The patients group themselves into four divisions:
I. Those showing no disturbance of renal function (17 cases).
II. Those with marked cardiovascular disease of some type, most of which showed urinary changes the result of renal congestion (11 cases).
III. Those showing nephritis (23 cases).
IV. Those in which certain features would lead one to suspect nephritis, but in which the existence of nephritis is not borne out by other findings (8 cases).
Our patients of Group I, suffering from a variety of acute and chronic diseases, but without evidence of disturbance of renal function, showed a total nonprotein nitrogen in the blood varying from 16 to 43 milligrams per 100 c.c. From 50 to 60 per cent. of this was in the ammoniaurea fraction. In the patients with cardiovascular disease with renal congestion, but without evidence of other renal lesion there was no increase of the nonprotein nitrogen in the blood, nor alteration of the ammoniaurea percentage, although albuminuria, casts and some impairment of the phenolsulphonephthalein elimination were usually present.

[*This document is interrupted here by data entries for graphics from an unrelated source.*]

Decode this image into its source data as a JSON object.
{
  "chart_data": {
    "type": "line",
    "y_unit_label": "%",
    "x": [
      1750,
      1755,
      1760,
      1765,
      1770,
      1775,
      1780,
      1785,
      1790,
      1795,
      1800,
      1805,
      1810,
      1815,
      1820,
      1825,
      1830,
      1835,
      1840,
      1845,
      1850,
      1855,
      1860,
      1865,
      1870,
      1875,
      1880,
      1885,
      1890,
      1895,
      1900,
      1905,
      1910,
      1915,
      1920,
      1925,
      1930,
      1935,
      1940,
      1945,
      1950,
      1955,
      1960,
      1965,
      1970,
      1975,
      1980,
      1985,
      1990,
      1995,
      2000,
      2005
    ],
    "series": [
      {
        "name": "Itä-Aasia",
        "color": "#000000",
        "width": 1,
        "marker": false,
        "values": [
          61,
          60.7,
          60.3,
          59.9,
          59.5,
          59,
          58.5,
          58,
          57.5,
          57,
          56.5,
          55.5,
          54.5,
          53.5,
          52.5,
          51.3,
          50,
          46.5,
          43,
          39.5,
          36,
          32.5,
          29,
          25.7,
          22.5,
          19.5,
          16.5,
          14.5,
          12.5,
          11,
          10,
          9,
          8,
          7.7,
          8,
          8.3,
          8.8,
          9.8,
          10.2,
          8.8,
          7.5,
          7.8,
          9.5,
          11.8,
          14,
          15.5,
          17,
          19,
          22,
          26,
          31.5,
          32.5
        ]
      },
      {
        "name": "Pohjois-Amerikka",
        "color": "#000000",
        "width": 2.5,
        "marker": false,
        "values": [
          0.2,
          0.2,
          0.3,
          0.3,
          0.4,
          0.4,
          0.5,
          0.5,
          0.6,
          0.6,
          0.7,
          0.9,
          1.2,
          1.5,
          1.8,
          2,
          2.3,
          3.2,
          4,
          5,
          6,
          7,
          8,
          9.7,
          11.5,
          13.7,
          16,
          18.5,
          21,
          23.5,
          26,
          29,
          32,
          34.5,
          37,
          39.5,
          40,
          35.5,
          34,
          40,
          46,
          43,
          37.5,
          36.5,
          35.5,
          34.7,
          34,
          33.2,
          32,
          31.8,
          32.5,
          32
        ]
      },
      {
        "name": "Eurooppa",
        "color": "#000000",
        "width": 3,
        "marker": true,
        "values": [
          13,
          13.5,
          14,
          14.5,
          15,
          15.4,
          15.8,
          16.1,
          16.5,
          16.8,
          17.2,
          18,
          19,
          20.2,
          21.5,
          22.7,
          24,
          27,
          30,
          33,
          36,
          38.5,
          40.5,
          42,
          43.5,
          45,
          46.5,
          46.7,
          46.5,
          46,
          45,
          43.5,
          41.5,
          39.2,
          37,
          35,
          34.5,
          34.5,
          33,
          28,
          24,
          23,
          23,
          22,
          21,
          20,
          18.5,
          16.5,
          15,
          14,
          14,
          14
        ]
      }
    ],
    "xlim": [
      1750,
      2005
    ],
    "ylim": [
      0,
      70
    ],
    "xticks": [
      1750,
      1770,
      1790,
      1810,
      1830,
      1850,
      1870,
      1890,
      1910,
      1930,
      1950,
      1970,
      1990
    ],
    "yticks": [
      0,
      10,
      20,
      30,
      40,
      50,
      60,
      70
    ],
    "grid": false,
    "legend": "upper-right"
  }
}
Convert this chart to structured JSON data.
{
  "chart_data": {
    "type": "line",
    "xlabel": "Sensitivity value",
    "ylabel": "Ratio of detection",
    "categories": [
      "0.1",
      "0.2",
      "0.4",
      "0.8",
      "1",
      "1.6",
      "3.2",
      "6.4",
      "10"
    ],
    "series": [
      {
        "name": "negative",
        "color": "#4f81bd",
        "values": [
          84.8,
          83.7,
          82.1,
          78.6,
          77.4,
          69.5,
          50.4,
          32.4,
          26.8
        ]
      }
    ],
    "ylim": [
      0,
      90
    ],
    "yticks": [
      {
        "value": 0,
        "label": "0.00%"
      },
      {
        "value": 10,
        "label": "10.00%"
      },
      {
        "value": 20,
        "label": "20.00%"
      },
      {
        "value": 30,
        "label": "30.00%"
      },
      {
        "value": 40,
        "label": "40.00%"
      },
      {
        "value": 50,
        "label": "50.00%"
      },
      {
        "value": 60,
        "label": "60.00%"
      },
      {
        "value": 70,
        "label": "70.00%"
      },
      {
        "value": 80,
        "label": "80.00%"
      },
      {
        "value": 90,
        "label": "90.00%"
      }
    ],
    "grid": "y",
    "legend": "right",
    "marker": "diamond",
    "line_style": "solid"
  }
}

In that type of chronic nephritis characterized by marked albuminuria, cylindruria and edema, there were similar findings. In that type of chronic nephritis associated with hypertension, the nonprotein nitrogen was increased, ranging from 40 to 181 milligrams per IOO c.c., and the percentage of the ammoniaurea fraction was usually higher than in non-nephritic cases. The nitrogen values in these patients were subject to rapid fluctuations in the course of a few days and clinical improvement was associated with a fall in the non-protein nitrogen content.